Sometimes the greatest gift a leader can offer is being vulnerable and sharing that they are finding things tough too. If a team sees the boss as invincible and always upbeat, they can feel the pressure to follow suit, which has the potential to set up an inauthentic dynamic, and unhelpful expectations. Most of us have enough demands relating to our actual role without taking on added demands of pretending to be someone we are not. Sometimes it’s OK to dial down positivity and perfectionism for a good dose of reality, listening and empathy. Aim for realistic optimism over unrealistic rainbows and unicorns or, at the other extreme, pessimism and doom and gloom. Neither extreme is helpful, yet realistic optimism combines a positive attitude with an honest assessment of the current challenges and pain points for individuals and the collective.
There’s a lot of parents and carers in the Business Chicks community who are worried about the mental health of their kids and teens. What are the signs they should look for, and how can we support their wellbeing during such a hard time?

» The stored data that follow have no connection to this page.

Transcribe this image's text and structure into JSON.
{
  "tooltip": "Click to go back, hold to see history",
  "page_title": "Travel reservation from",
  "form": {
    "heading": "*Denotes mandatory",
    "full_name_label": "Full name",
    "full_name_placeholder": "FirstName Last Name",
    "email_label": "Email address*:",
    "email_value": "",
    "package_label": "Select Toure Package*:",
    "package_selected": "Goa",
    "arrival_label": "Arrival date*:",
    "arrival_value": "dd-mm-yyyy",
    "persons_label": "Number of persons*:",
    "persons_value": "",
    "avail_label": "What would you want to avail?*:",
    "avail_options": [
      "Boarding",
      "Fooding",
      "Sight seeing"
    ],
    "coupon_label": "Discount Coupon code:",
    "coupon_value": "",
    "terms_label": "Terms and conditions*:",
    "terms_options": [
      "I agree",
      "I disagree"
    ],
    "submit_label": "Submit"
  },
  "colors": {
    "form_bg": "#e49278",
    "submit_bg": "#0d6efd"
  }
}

As with adults, it’s useful to observe any differences in our children’s behaviour from their usual ways of being including displaying more withdrawal, tears, or anger; noting that anger is often expressed in young people when they are actually depressed. In younger children, regression (behaviour from younger years) can also be a sign for concern. Examples may be unexpected toileting accidents, increased dependence, disrupted sleep or language regression. In older children and teens, changes in basic functioning including maintaining friendships, too much or too little sleep, and a disengagement in learning, may also be worth exploring further. As a parent, let go of the pressure to be a mental health expert, but don’t underestimate your knowing and intuition as someone that knows their young person well! If your child is anxious, avoid reassuring them continually which can inadvertently cement the idea there is actually something to fear. And in the case of more depressive symptoms, understand that being told to pep up or turn that frown upside down is not helpful. If telling someone to stop worrying or stop being down was effective, your young person would have already tried that! I like asking the simple, yet powerful question “what’s the hardest thing about being you right now?” A question like this is direct, but when asked with empathy and curiosity can illicit an honest insight into what your young person is finding most difficult. Instead of lecturing, diagnosing, or attempting to solve and fix, view your child or teen as a collaborative problem solver with their own sense of agency. Your greatest gift may be to provide support and hope at a time when your child is low on these, and if necessary, help facilitate next steps to finding professional help including from your GP or a psychologist.